A RESTORATION project which failed to win enough television votes for a massive grant is just one step away from reaching its £7m target.

Cheshire County Council will donate up to £100,000 to help restore the Lion Salt Works at Northwich.

The donation is one of the last pieces of the financial jigsaw needed to create a working industrial museum and major visitor attraction.

It will ensure a further conditional grant of £400,000 from the North West Development Agency and looks likely to ensure a date to start work of 2008/9.

Last year the Heritage Lottery Fund awarded a grant of nearly £5m.

The works featured in the BBC series Restoration in 2004 but failed to win the viewers' vote for a multi-million-pound grant, losing out to Victoria Baths in Manchester.

Dating from the mid 18th century, the Lion Salt works is the last open pan salt refining works in the Weaver Valley. It is an official Ancient Monument and a site of national industrial archaeological importance.

It stands on the banks of the Trent and Mersey Canal

Coun Nora Dolphin said: "It is an important part of our local heritage and of the history of the national salt industry.

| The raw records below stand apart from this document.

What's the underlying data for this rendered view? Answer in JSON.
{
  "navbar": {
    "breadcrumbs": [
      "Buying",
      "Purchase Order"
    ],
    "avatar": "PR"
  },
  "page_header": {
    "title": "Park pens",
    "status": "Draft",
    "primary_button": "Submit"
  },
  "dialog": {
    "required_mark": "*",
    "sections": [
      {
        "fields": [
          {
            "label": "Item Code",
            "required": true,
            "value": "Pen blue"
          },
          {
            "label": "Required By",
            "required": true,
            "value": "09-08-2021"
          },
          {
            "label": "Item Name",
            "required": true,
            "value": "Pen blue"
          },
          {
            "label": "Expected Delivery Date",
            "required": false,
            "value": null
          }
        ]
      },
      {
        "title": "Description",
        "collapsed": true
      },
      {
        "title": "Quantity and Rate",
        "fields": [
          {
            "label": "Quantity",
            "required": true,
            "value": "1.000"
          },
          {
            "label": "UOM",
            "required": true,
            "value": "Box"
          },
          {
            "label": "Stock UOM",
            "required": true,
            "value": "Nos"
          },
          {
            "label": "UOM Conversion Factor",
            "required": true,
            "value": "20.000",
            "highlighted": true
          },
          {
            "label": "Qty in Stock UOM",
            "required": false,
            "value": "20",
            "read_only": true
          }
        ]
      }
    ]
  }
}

I am delighted that we have been able to support the project.

"Hopefully, this money and the further NWDA funding it unlocks will ensure the preservation of a historic monument of local and national importance and create a visitor centre which will add a new dimension to local tourism."

Mike Cooksley of the Weaver Valley Management Board said: "I am delighted that the county council, together with others, is supporting the restoration of the Lion Salt Works, this will be a key site for the promotion of the Weaver Valley's unique salt heritage.

"The resulting visitor attraction will add greatly to the cluster of facilities developing around Northwich, making the town an essential part of the Weaver Valley Initiative and helping drive forward the rapidly expanding visitor economy of the area and the county."

Visitors would be given hands-on experience of salt production carried out on the site by the Thompson family for five generations since it was established in 1894.

One feature of the works will be to demonstrate the making of different grades of salt, from coarse fishery salt to fine examples and block salt, as well as developing skills to make salt in replica Iron Age ceramic salt pans.

The site is one of only three open-pan salt works left in Europe.